Peter Tsouroulla (pictured second from right), head of mortgages at Trinity Lifetime Partners, has his own experience of high borrowing. “Having borrowed eight times salary back in the day, when I bought my first flat over 30 years ago and then seeing interest rates rise, I can understand why people have reservations about seven times LTI,” Tsouroulla said. “I’ve always personally felt the biggest risk is the potential to go and get additional finance post completion of a mortgage, say for electrical goods or furniture. If somebody has a good track record of income and demonstrates a high credit score, with a strong, sensible approach to their money, I don’t see why not. A good broker will always underwrite the case in advance of any submission to a lender and I would hope that our professional community would counsel against any unmanageable levels of borrowing, based upon a review of bank statements credit score and a full fact find.”

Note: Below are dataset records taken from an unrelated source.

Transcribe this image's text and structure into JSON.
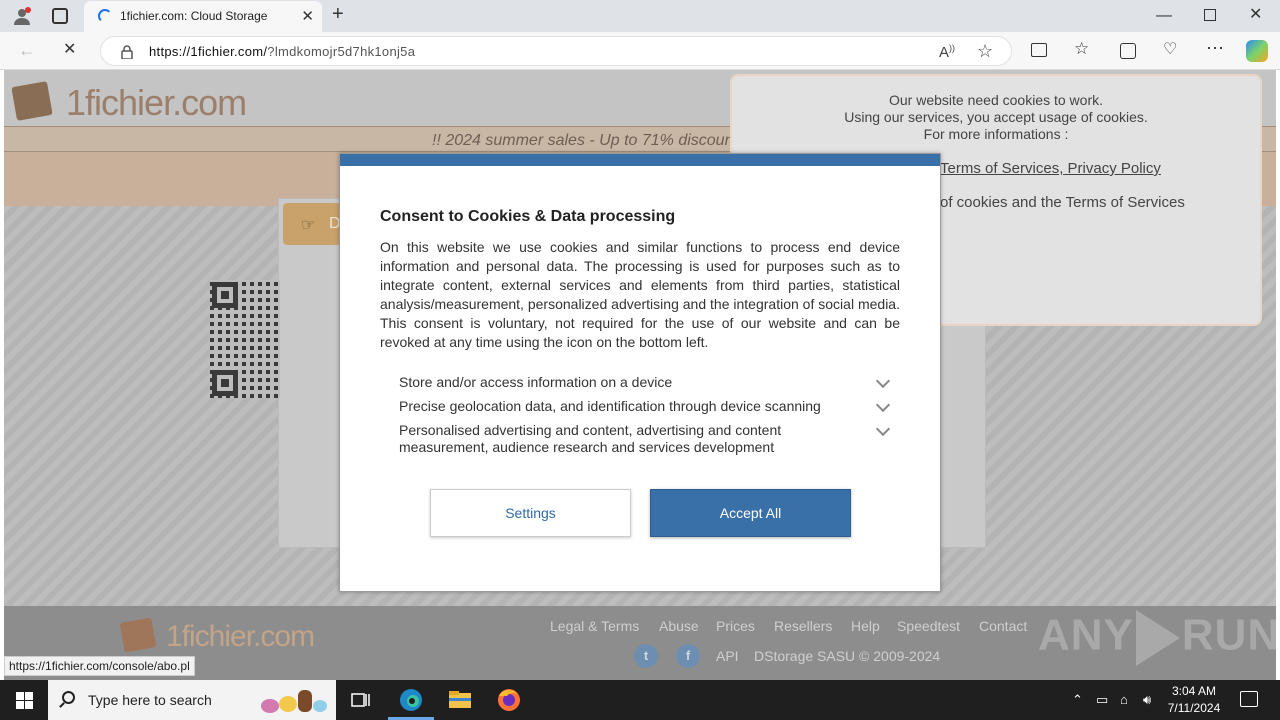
{
  "browser": {
    "tab_title": "1fichier.com: Cloud Storage",
    "url_host": "https://1fichier.com/",
    "url_rest": "?lmdkomojr5d7hk1onj5a",
    "status_url": "https://1fichier.com/console/abo.pl"
  },
  "page": {
    "logo_text": "1fichier.com",
    "sales_banner": "!! 2024 summer sales - Up to 71% discount",
    "download_button": "D"
  },
  "cookie_notice": {
    "line1": "Our website need cookies to work.",
    "line2": "Using our services, you accept usage of cookies.",
    "line3": "For more informations :",
    "links": "Terms of Services, Privacy Policy",
    "accept_text": "of cookies and the Terms of Services"
  },
  "consent_modal": {
    "title": "Consent to Cookies & Data processing",
    "body": "On this website we use cookies and similar functions to process end device information and personal data. The processing is used for purposes such as to integrate content, external services and elements from third parties, statistical analysis/measurement, personalized advertising and the integration of social media. This consent is voluntary, not required for the use of our website and can be revoked at any time using the icon on the bottom left.",
    "purposes": [
      "Store and/or access information on a device",
      "Precise geolocation data, and identification through device scanning",
      "Personalised advertising and content, advertising and content measurement, audience research and services development"
    ],
    "settings_label": "Settings",
    "accept_label": "Accept All"
  },
  "footer": {
    "logo_text": "1fichier.com",
    "links": [
      "Legal & Terms",
      "Abuse",
      "Prices",
      "Resellers",
      "Help",
      "Speedtest",
      "Contact"
    ],
    "api": "API",
    "copyright": "DStorage SASU © 2009-2024",
    "watermark_any": "ANY",
    "watermark_run": "RUN"
  },
  "taskbar": {
    "search_placeholder": "Type here to search",
    "time": "3:04 AM",
    "date": "7/11/2024"
  },
  "colors": {
    "accent_blue": "#3a70a8",
    "brand_brown": "#9b7f6a"
  }
}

Tsouroulla urged caution about locking in for a 10 to 15-year period. “That is something that I think would need a good, sensible discussion - and consider the impact of repaying early,” he observed. “If the last few months and years have taught us anything, circumstances can change and locking in for the long-term is not without its own risk, especially if we see cuts in rates over the course of the next 12 to 24 months.”

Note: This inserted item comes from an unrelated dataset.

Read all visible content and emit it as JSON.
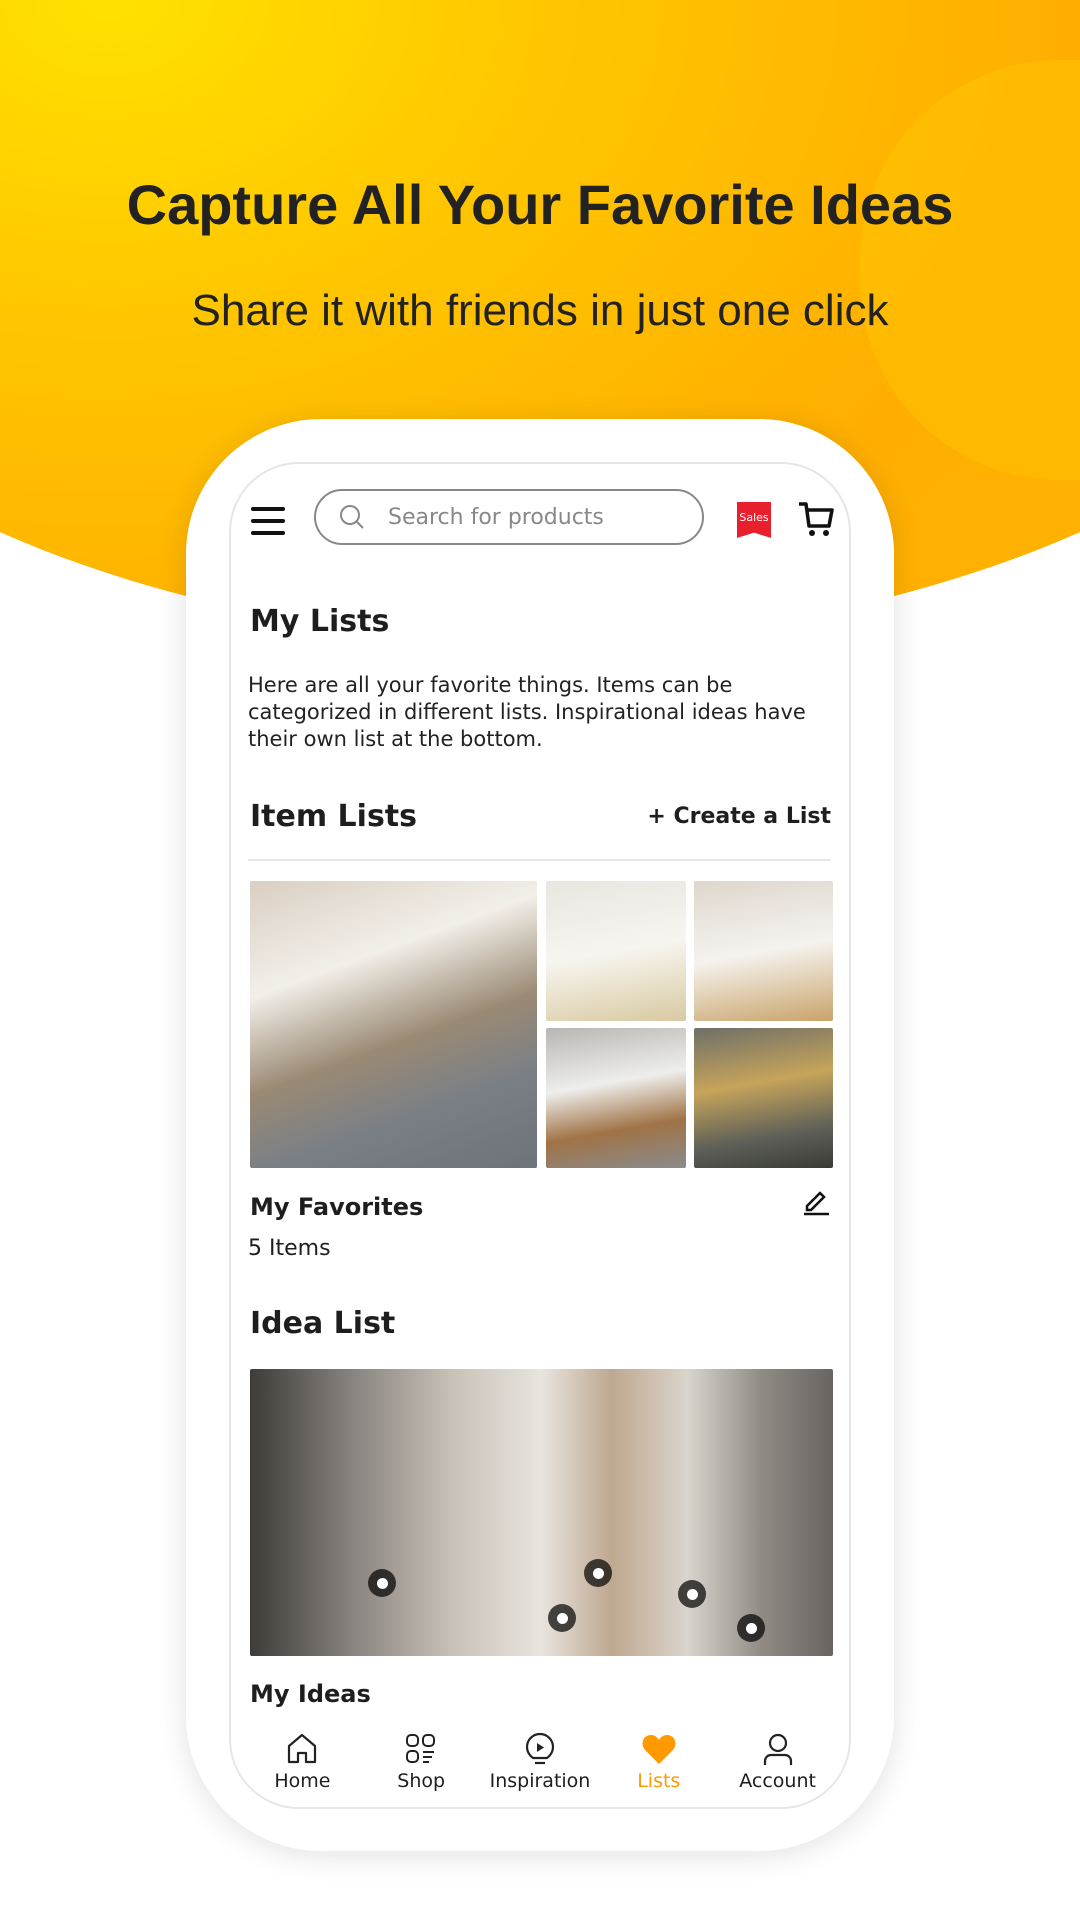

Mortgage broker Luke Senior (pictured right) is cautious about April Mortgages’ offering. “I’d have concerns over a lender offering seven times income, other than in scenarios where the applicants have a very high level of disposable income,” Senior said, “where the normal day to day costs of living are relatively low as a percentage of their take home pay than the rest of us. Another issue would be house price inflation - if more money is in circulation, price increases are an inevitable consequence. I’m not saying the current rules are perfect - they absolutely aren’t, but for me this would be a step too far.”